To his children, he was the fixer of all things. Over the phone, directions would be given on what needed to be done. But if needed, he would go to their houses with all the tools of his trade. He was known to travel short distances if he needed to. He helped dig up sewer lines, got underneath houses to work on heaters, climbed into attics to check wiring and insulation, and onto the roofs to do whatever needed to be done. He roofed houses, unfroze air conditioners, fixed sink pipes, installed dishwashers, and installed central air units. And he always did so, with that smile on his face that was known to everyone.
To his grandchildren, he was the man of the hour. He could make a baby laugh with a zerbert, and a bounce. He taught them to blow bubbles and whistle. And he laughed. The best pictures in the world were of Papa with his grandchildren. He couldn’t wait to hear news about each one. He and Joyce went to volleyball games, basketball games, and football games (sometimes just to see the band play). They went to choir concerts, dance recitals, and band recitals.

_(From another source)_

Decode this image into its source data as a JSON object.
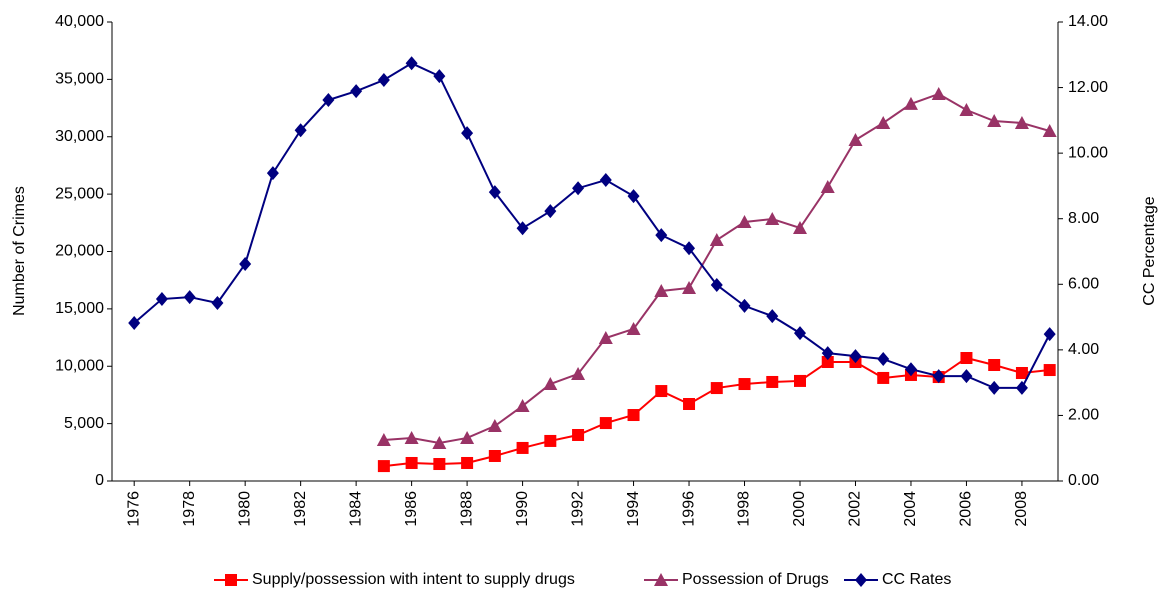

They would go to graduations from all grade levels.
He also gave them all a love for the outdoors, and the things that grew outside. Many conversations were made about how to grow the prettiest roses, and the best tomatoes. When news of a weather storm came, he would be out in the street watching the clouds. Many lessons were taught in the middle of a street of what types of clouds to be especially wary of, and what types would bring a nice gentle rain.
And to his dear wife, Joyce, he was the apple of her eye, and the keeper of her heart. He knew what she needed sometimes before she did. They traveled across many miles, highways and byways to see those they loved, and to see sights that gave them memories to share. He desired with all of his heart to care for her always. He and Joyce went to sporting events of all kinds, including horse shows; volleyball, basketball, and football games (sometimes just to see the marching bang play). They went to choir concerts, dance recitals, and band recitals. They would go to graduations from all grade levels.

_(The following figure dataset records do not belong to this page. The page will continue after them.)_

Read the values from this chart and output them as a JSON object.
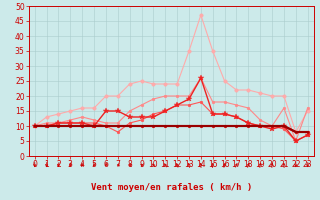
{
  "background_color": "#cceaea",
  "grid_color": "#aacccc",
  "xlabel": "Vent moyen/en rafales ( km/h )",
  "ylim": [
    0,
    50
  ],
  "yticks": [
    0,
    5,
    10,
    15,
    20,
    25,
    30,
    35,
    40,
    45,
    50
  ],
  "xticks": [
    0,
    1,
    2,
    3,
    4,
    5,
    6,
    7,
    8,
    9,
    10,
    11,
    12,
    13,
    14,
    15,
    16,
    17,
    18,
    19,
    20,
    21,
    22,
    23
  ],
  "series": [
    {
      "color": "#ffaaaa",
      "lw": 0.8,
      "marker": "o",
      "ms": 2.5,
      "data": [
        10,
        13,
        14,
        15,
        16,
        16,
        20,
        20,
        24,
        25,
        24,
        24,
        24,
        35,
        47,
        35,
        25,
        22,
        22,
        21,
        20,
        20,
        8,
        15
      ]
    },
    {
      "color": "#ff8888",
      "lw": 0.8,
      "marker": "o",
      "ms": 2.0,
      "data": [
        10,
        11,
        11,
        12,
        13,
        12,
        11,
        11,
        15,
        17,
        19,
        20,
        20,
        20,
        26,
        18,
        18,
        17,
        16,
        12,
        10,
        16,
        5,
        16
      ]
    },
    {
      "color": "#ff5555",
      "lw": 0.8,
      "marker": "o",
      "ms": 2.0,
      "data": [
        10,
        10,
        11,
        11,
        11,
        11,
        10,
        8,
        11,
        12,
        14,
        15,
        17,
        17,
        18,
        14,
        14,
        13,
        11,
        10,
        10,
        9,
        5,
        7
      ]
    },
    {
      "color": "#ee2222",
      "lw": 1.0,
      "marker": "*",
      "ms": 4,
      "data": [
        10,
        10,
        11,
        11,
        11,
        10,
        15,
        15,
        13,
        13,
        13,
        15,
        17,
        19,
        26,
        14,
        14,
        13,
        11,
        10,
        9,
        10,
        5,
        7
      ]
    },
    {
      "color": "#cc0000",
      "lw": 1.5,
      "marker": "o",
      "ms": 2.0,
      "data": [
        10,
        10,
        10,
        10,
        10,
        10,
        10,
        10,
        10,
        10,
        10,
        10,
        10,
        10,
        10,
        10,
        10,
        10,
        10,
        10,
        10,
        10,
        8,
        8
      ]
    },
    {
      "color": "#990000",
      "lw": 1.5,
      "marker": null,
      "ms": 0,
      "data": [
        10,
        10,
        10,
        10,
        10,
        10,
        10,
        10,
        10,
        10,
        10,
        10,
        10,
        10,
        10,
        10,
        10,
        10,
        10,
        10,
        10,
        10,
        8,
        8
      ]
    }
  ],
  "arrow_angles": [
    180,
    185,
    195,
    200,
    210,
    225,
    240,
    265,
    280,
    300,
    315,
    325,
    335,
    345,
    355,
    10,
    20,
    30,
    20,
    10,
    5,
    355,
    180,
    185
  ],
  "tick_fontsize": 5.5,
  "xlabel_fontsize": 6.5
}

This man, Edwin Leon Bettis, is more than just a memory to those who have been a huge part of his life. He is an inspiration and a guide to be more like his Creator. His love for Jesus and his desire for knowledge of God guided him to read The Word, time and again. He was not perfect, but was an example of how to recover from those imperfections.
He will be loved and missed greatly in the days to come. He will be talked about by many as they remember all the little things he did for people. He will always be close to those he loves in moments when they need it the most.
"See you at the pass"
Edwin is survived by his wife, Joyce Bettis; 4 children, Lynda Doane (David), Ron Bettis (Patti), Barry Bettis (Wendi) and Teresa Stanley (Alan); 6 grandchildren, Angie Goodson (Mike), Stacy Davis (Jeremy), Josh Doane (Cynthia), Joi Jenkins (James), Leah Taylor (Christopher) and Keight Raborn (Braley); 13 great-grandchildren; 2 great-great grandchildren; and 2 sisters, Sharon Morris and Louise Marquis.
Donations to your favorite charity would be appreciated.